FORT HOOD (CBSDFW.COM/AP)– A terrified worker begged a 911 dispatcher for help as gunfire and screams rang out during a deadly rampage at Fort Hood, according to a recording of the phone call played Wednesday at a military hearing to decide if an Army psychiatrist accused in the attack should stand trial.
Medical technician Michelle Harper testified during the Article 32 hearing that she was working at the Army post’s processing center when gunfire erupted there Nov. 5. She said she hid under a desk and could only see the shooter’s slow, deliberate footsteps around the center as the tragedy unfolded.
Harper was the second witness to testify at the hearing to determine if Maj. Nidal Hasan should stand trial.
Hasan, 40, is charged with 13 counts of premeditated murder and 32 counts of attempted premeditated murder in the attack — the worst mass shooting at an American military base.
The Article 32 hearing, a proceeding unique to military law, will determine if there’s enough evidence to move forward to a trial. It is expected to last at least three weeks.
Harper told the dispatcher “Hurry, hurry, hurry please,” according to the recording, which was peppered with the background sounds of gunshots, the moans of injured victims — including a soldier who was standing in front of Harper when he was shot three times — and people yelling for help.
The dispatcher tried to reassure her. “They’re on the way, sweetheart.”
Harper cried as the 911 tape was played, but no one else in the courtroom showed any reaction, including Hasan and some of the victims’ relatives assembled there.
Hasan, who has been paralyzed from the chest down since Fort Hood police officers fired at him during the rampage, was expressionless throughout the morning session of the hearing. He wore his Army combat uniform and pulled a blanket around him while sitting in his wheelchair.
Earlier Wednesday, a sergeant who lost most of the sight in his left eye after being shot five times in the attack, said Hasan pulled out weapons from his Army combat uniform and shouted “Allahu Akbar,” which means “God is Great,” in Arabic.
“I was wondering why he would say ‘Allahu Akbar.'” Sgt. Alonzo Lunsford said of Hasan, “He reached up, pulled a weapon out and started discharging the weapon.”
“Maj. Hasan and I made eye contact. The laser (on the weapon’s barrel) comes across my line of sight. I closed my eyes. He discharged his weapon,” said Lunsford.
Lunsford, a 6 foot 9 1/2 serviceman who is now based at Fort Bragg, N.C., testified that he crouched behind a check-in counter at the processing center and watched as a civilian physician assistant, Michael Grant Cahill, tried to knock Hasan down with a chair. Cahill was one of the 13 killed that day.
“Sgt. Lunsford didn’t take a moment. He scanned the courtroom, found Hasan and stared directly at him,” said Pat Lopez, the courtroom artist. “That was the moment of the day; the victim staring at Hasan saying, ‘I’m still here.'”
Army Specialists Amber Gaitlin and Matthew Cooke testified they pulled some of the injured to safety despite being shot themselves. Cooke said he was shot four times, but didn’t discover his wounds until after he moved several of the injured to the hospital.
Witnesses have said Hasan used two personal pistols, one a semiautomatic, to take some 100 shots at about 300 people at Fort Hood’s Soldier Readiness Processing Center, where soldiers were making final preparations to deploy.
He’s been in custody since, hospitalized first in San Antonio, then moved to jail in Bell County, which houses military suspects for nearby Fort Hood. The military justice system does not offer bail.
Prosecutors have not said whether they will seek the death penalty if the case goes to trial.
Col.
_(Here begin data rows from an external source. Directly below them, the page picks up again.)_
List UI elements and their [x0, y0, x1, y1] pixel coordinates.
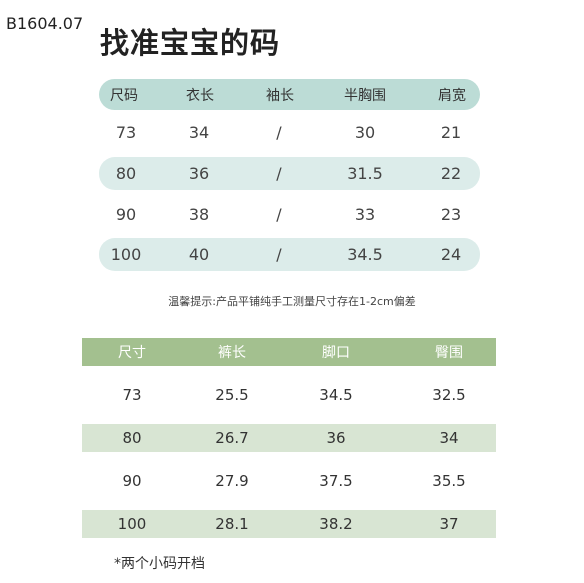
table-cell: 38.2 — [319, 515, 353, 533]
table-cell: 30 — [354, 123, 376, 142]
pants-table-header: 尺寸 裤长 脚口 臀围 — [82, 338, 496, 366]
table-cell: 34 — [439, 429, 459, 447]
header-cell: 衣长 — [186, 87, 214, 104]
table-row: 90 27.9 37.5 35.5 — [82, 467, 496, 495]
table-row: 73 25.5 34.5 32.5 — [82, 381, 496, 409]
table-cell: 90 — [115, 205, 137, 224]
footnote: *两个小码开档 — [114, 556, 205, 572]
table-cell: 33 — [354, 205, 376, 224]
table-cell: 27.9 — [215, 472, 249, 490]
header-cell: 半胸围 — [344, 87, 386, 104]
table-cell: / — [276, 245, 282, 264]
table-cell: 100 — [110, 245, 142, 264]
table-cell: 23 — [440, 205, 462, 224]
header-cell: 裤长 — [218, 345, 246, 361]
table-cell: / — [276, 164, 282, 183]
table-row: 80 36 / 31.5 22 — [99, 157, 480, 190]
table-cell: 80 — [122, 429, 142, 447]
table-cell: 73 — [115, 123, 137, 142]
header-cell: 肩宽 — [438, 87, 466, 104]
table-row: 73 34 / 30 21 — [99, 116, 480, 149]
table-cell: 21 — [440, 123, 462, 142]
page-title: 找准宝宝的码 — [100, 26, 281, 60]
table-row: 100 28.1 38.2 37 — [82, 510, 496, 538]
table-cell: 80 — [115, 164, 137, 183]
table-cell: 38 — [188, 205, 210, 224]
top-table-header: 尺码 衣长 袖长 半胸围 肩宽 — [99, 79, 480, 110]
table-row: 100 40 / 34.5 24 — [99, 238, 480, 271]
table-cell: 40 — [188, 245, 210, 264]
table-cell: 34.5 — [347, 245, 383, 264]
table-cell: 37 — [439, 515, 459, 533]
table-cell: 90 — [122, 472, 142, 490]
table-cell: 36 — [326, 429, 346, 447]
product-code: B1604.07 — [6, 14, 84, 33]
header-cell: 袖长 — [266, 87, 294, 104]
table-cell: 28.1 — [215, 515, 249, 533]
header-cell: 尺寸 — [118, 345, 146, 361]
table-cell: 36 — [188, 164, 210, 183]
table-cell: 22 — [440, 164, 462, 183]
header-cell: 尺码 — [110, 87, 138, 104]
table-cell: 26.7 — [215, 429, 249, 447]
header-cell: 臀围 — [435, 345, 463, 361]
table-row: 90 38 / 33 23 — [99, 198, 480, 231]
table-cell: 31.5 — [347, 164, 383, 183]
measurement-note: 温馨提示:产品平铺纯手工测量尺寸存在1-2cm偏差 — [168, 295, 416, 308]
table-cell: 100 — [117, 515, 147, 533]
table-cell: 24 — [440, 245, 462, 264]
table-cell: 37.5 — [319, 472, 353, 490]
table-cell: 73 — [122, 386, 142, 404]
header-cell: 脚口 — [322, 345, 350, 361]
table-cell: / — [276, 205, 282, 224]
table-cell: 32.5 — [432, 386, 466, 404]
table-cell: / — [276, 123, 282, 142]
table-row: 80 26.7 36 34 — [82, 424, 496, 452]
table-cell: 34.5 — [319, 386, 353, 404]
table-cell: 34 — [188, 123, 210, 142]
table-cell: 35.5 — [432, 472, 466, 490]
table-cell: 25.5 — [215, 386, 249, 404]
James L. Pohl, a military judge presiding over the hearing as its investigating officer, earlier denied a request by Hasan’s lawyers to postpone the hearing until Nov. 8 — after the anniversary of the attacks.
Security has been tight at the Fort Hood courthouse, where soldiers at newly installed barriers restricted traffic. Patrol cars cruised the area. Bomb-sniffing dogs scrutinized vehicles. A small group of reporters allowed into the courtroom went through metal detectors, while photographers outside were blocked from any view of Hasan arriving.
At an auxiliary courtroom where other media monitored proceedings on a closed-circuit TV feed, cell phones were collected and access to the Internet was barred.
Almost all of the 32 survivors are expected to testify. Witness Testimony could last up to three weeks.